Tuesday, August 14, 2012

Turning up the heat on mainstream fact checkers

Dustin Siggins' post at the conservative blog "Hot Air" serves notice that I'm not alone in pointing out the failure of mainstream fact checkers in testing claims about effective tax rates.

Siggins:
The Obama campaign is running an ad claiming that Mitt Romney pays a lower tax rate than that of the average American.  Following the ad’s release, PolitiFact published an article rating it as “Half-True.”  From the article:
There are two main ways to make this calculation, and they lead to opposite conclusions. While we believe that including payroll taxes in the calculation offers a more accurate picture of what the American public pays the IRS, it’s also true that the Obama ad didn’t specify which measurement it was using, and in fact used a figure for Romney — 14 percent — that was based on income taxes alone. On balance, then, we rate the claim Half True.
Unfortunately for PolitiFact, their analysis completely misses the boat.
Siggins links to an analysis from "Just Facts," a not-for-profit independent fact checker:
Specifically, CBO found that households in the middle 20% of the U.S. income distribution paid an effective federal tax rate of 11.1% in 2009. Using CBO’s new estimate for allocating the burden of corporate income taxes, Just Facts and Ceterus calculate that Romney’s federal tax rate was 23.3% in 2010, which is twice the middle-income tax rate in 2009.
Just Facts published the above the same day I published my critique of Farley's fact check (Aug.7).  Their fact check goes much deeper than mine--I simply noted that Farley had short shrifted an entire body of evidence indicating that Romney almost certainly paid a higher effective tax rate than the average American. 
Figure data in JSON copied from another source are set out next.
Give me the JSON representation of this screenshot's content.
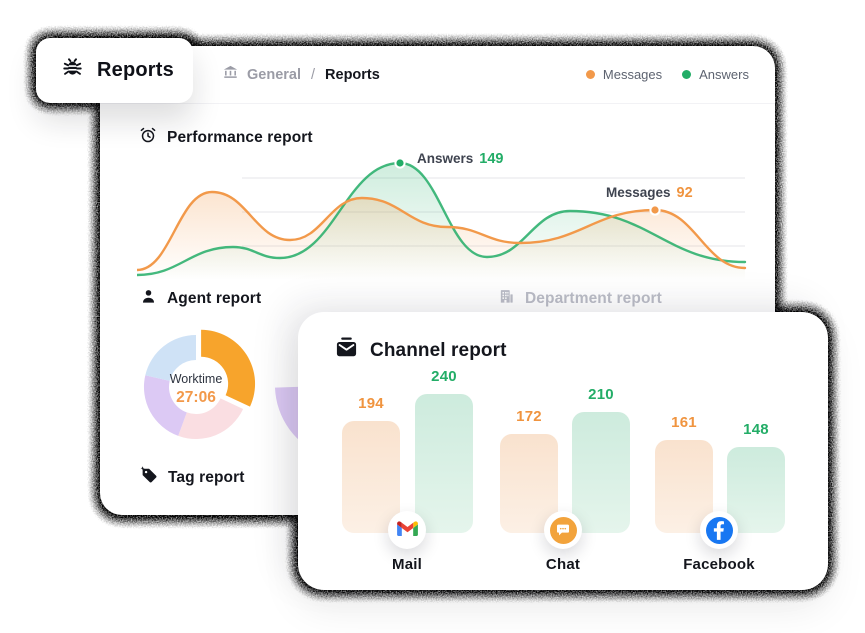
{
  "colors": {
    "orange": "#F2994A",
    "green": "#23AD67",
    "dark": "#14161D",
    "gray_text": "#9B9CA6",
    "legend_text": "#5D6370",
    "muted_title": "#BBBDC7",
    "facebook_blue": "#1877F2",
    "chat_orange": "#F2A33C",
    "donut": {
      "orange": "#F7A42C",
      "pink": "#FADEE2",
      "purple": "#DCC9F4",
      "blue": "#CFE2F6"
    }
  },
  "tab": {
    "label": "Reports",
    "icon": "bug-icon"
  },
  "header": {
    "breadcrumb": {
      "icon": "bank-icon",
      "section": "General",
      "separator": "/",
      "current": "Reports"
    },
    "legend": [
      {
        "label": "Messages",
        "color": "#F2994A"
      },
      {
        "label": "Answers",
        "color": "#23AD67"
      }
    ]
  },
  "performance": {
    "title": "Performance report",
    "icon": "alarm-clock-icon",
    "annotations": {
      "answers": {
        "label": "Answers",
        "value": "149"
      },
      "messages": {
        "label": "Messages",
        "value": "92"
      }
    },
    "chart_data": {
      "type": "area-line",
      "x_axis": "hidden",
      "y_axis": "hidden",
      "grid": "3 faint horizontal lines",
      "series": [
        {
          "name": "Messages",
          "color": "#F2994A",
          "points_est": [
            11,
            114,
            50,
            106,
            67,
            46,
            92,
            13
          ],
          "labeled_point": {
            "value": 92,
            "label": "Messages 92"
          }
        },
        {
          "name": "Answers",
          "color": "#23AD67",
          "points_est": [
            4,
            41,
            26,
            149,
            28,
            88,
            21
          ],
          "labeled_point": {
            "value": 149,
            "label": "Answers 149"
          }
        }
      ]
    }
  },
  "agent": {
    "title": "Agent report",
    "icon": "person-icon",
    "donut": {
      "center_label": "Worktime",
      "center_value": "27:06",
      "chart_data": {
        "type": "pie",
        "segments": [
          {
            "color": "#F7A42C",
            "percent_est": 32,
            "exploded": true
          },
          {
            "color": "#FADEE2",
            "percent_est": 24
          },
          {
            "color": "#DCC9F4",
            "percent_est": 23
          },
          {
            "color": "#CFE2F6",
            "percent_est": 21
          }
        ]
      }
    },
    "partial_donut_color": "#DCC9F4"
  },
  "department": {
    "title": "Department report",
    "icon": "building-icon"
  },
  "tag": {
    "title": "Tag report",
    "icon": "tag-icon"
  },
  "channel": {
    "title": "Channel report",
    "icon": "inbox-icon",
    "chart_data": {
      "type": "bar",
      "categories": [
        "Mail",
        "Chat",
        "Facebook"
      ],
      "series": [
        {
          "name": "Messages",
          "color": "#F2994A",
          "values": [
            194,
            172,
            161
          ]
        },
        {
          "name": "Answers",
          "color": "#23AD67",
          "values": [
            240,
            210,
            148
          ]
        }
      ],
      "value_labels": "shown above bars",
      "axes": "hidden"
    },
    "groups": [
      {
        "label": "Mail",
        "icon": "gmail-icon",
        "messages": 194,
        "answers": 240
      },
      {
        "label": "Chat",
        "icon": "chat-bubble-icon",
        "messages": 172,
        "answers": 210
      },
      {
        "label": "Facebook",
        "icon": "facebook-icon",
        "messages": 161,
        "answers": 148
      }
    ]
  }
}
I criticized PolitiFact along the same lines on Aug. 10, but Siggins takes note of something I missed:
(T)he PolitiFact analysis ignores data cited by its own resource.  The article cites the Tax Policy Center to look at what tax levels are at for all income quintiles.  However, PolitiFact fails to note that the Center’s chart (the same one cited in the article) shows that the top 1% (which Romney definitely falls into) pay 7.7% of their income into the corporate tax structure.
So the PolitiFact researcher, Louis Jacobson, had the information staring him in the face and missed it or ignored it.  That's on top of somehow missing the CBO studies on effective tax rates.

Not good.


Correction Aug. 15, 2012:  Apologies to Dustin Siggins for consistently finding ways to put the vowel "a" in his name where it doesn't belong.